Navigation

Guide people through experiences and help users find what they need with navigation. The components used for high-level navigation within the products are the application header, sidebar, horizontal navigation and vertical navigation.

Here's a quick guide to each of them:

Component Description Usage notes
Application header A branded header that allows the user to navigate between top-level entities (such as projects, spaces and repos), and to access global actions such as administration and search. Only global navigation elements should appear in the application header.
Sidebar A grey sidebar on the left side of the screen that allows users to navigate within projects, spaces and repositories. Only in-product entities such as projects, spaces and repos should have a sidebar.
Horizontal navigation Horizontal navigation that appears directly under a page header and allows for navigating between page contexts within the same application. Use tabs instead if you're switching views of the same context. Consider vertical navigation if there are more than 10 items, or if you need to group items.
Vertical navigation Vertical navigation appears on the side of a page or dialog, and allows users to navigate through a set of screens or related set of pages. Vertical navigation is the best choice when navigating within a modal dialog. Use tabs instead if you're just switching views of the same context.

Application header

Every server application in the Atlassian suite has a customized version of a branded header. This shows the user that the applications are connected, and means users don't have to relearn using the header for each application.

Application header example
Application switcher:
This opens a menu with links to connected Atlassian applications.
Logo and application name:
These identify which application the user is viewing.
Top level navigation items:
Each application has a set of buttons or dropdown buttons to help the user navigate. These buttons, dropdown buttons and other controls have unique styling when they appear in the application header area, and this styling should not be used anywhere else.
Optional: "Create" button:
This can take on three forms (with unique designs for use in application header only):
  1. Simple button: creates a specific entity in the application, without any further choices.
  2. Simple button, followed by modal dialog: opens a modal dialog that displays further choices for new entity.
  3. Split button: shows the most common 'Create' option immediately, but reveals more options if users click on the dropdown part of the control.
Search field:
Used to search the application.
Help:
Contains links to all of the user assistance and help options available in the application.
Admin:
If users have admin access within the application, more options are revealed for global configuration.
Optional: Notifications:
An inline dialog to display the latest notifications connected to the users' accounts
User profile:
A link to a user's profile, but this menu can also give access to other settings and tools.

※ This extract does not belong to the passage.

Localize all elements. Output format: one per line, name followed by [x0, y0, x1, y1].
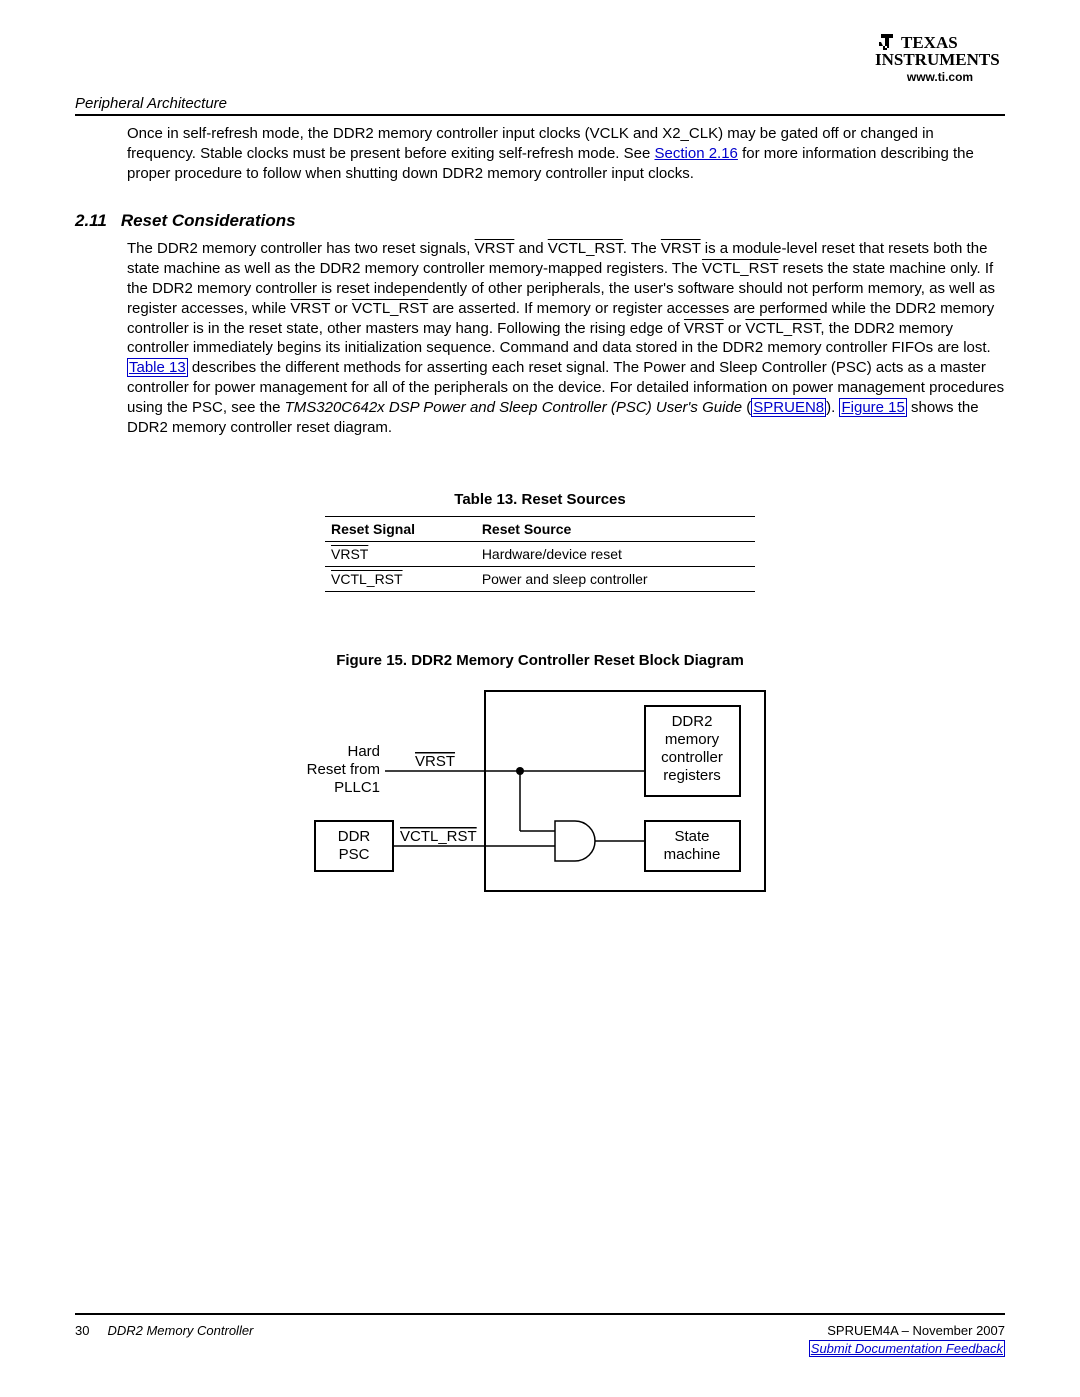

When designing the controls to move through the information architecture, keep in mind:

  • Structure and sequence: Order the top level menu items by frequency of access from left to right, starting with the most frequently accessed. In dropdown menus, order the items by the most used to least used.
  • Menu content: Menus can display titles to indicate a group of related items, a separator to indicate group divisions (where it makes logical sense), 16px icons (but always with accompanying label), checkbox and radio button variations. Use sentence case for menu items, and use words that clearly communicate the intended outcome of a menu item.

Horizontal navigation

Use horizontal navigation to allow people to navigate between page contexts.

Horizontal navigation should only be used once per screen, at the top of the page under the page header. If you need another layer, use the horizontal navigation for the first level, and tabs for the second level.

Horizontal navigation example

Horizontal navigation includes:

Navigation items:
Navigation items are the label or short descriptive text that you click to go to a specific page. Do not use icons with this text.
Badges (optional):
Use the count badge with nav items to communicate the amount of content that you can access from the page (for example, the number of pull requests).
Navigation dropdowns (optional):
Use navigation dropdowns only on the right-most nav item, to hold infrequently-used items, for example settings.

Vertical navigation

Use vertical navigation to allow users to move between content across pages. You can add structure by grouping related sets of pages under a heading. Don't nested vertical navigation within another vertical navigation, and don't include drop-down menus in vertical navigation.

Vertical navigation is optimized to use the left hand side of pages and modal dialogs.

Vertical navigation example

Vertical navigation includes:

Navigation items:
Navigation items are the label or short descriptive text that you click to go to a specific page. Do not use icons with this text.
Group headings (optional)
Use headings to group pages together to make the navigation list easier to read quickly.
Badges (optional)
Use the count badge with nav items to communicate the amount of content that you can access from the page (for example, the number of pull requests).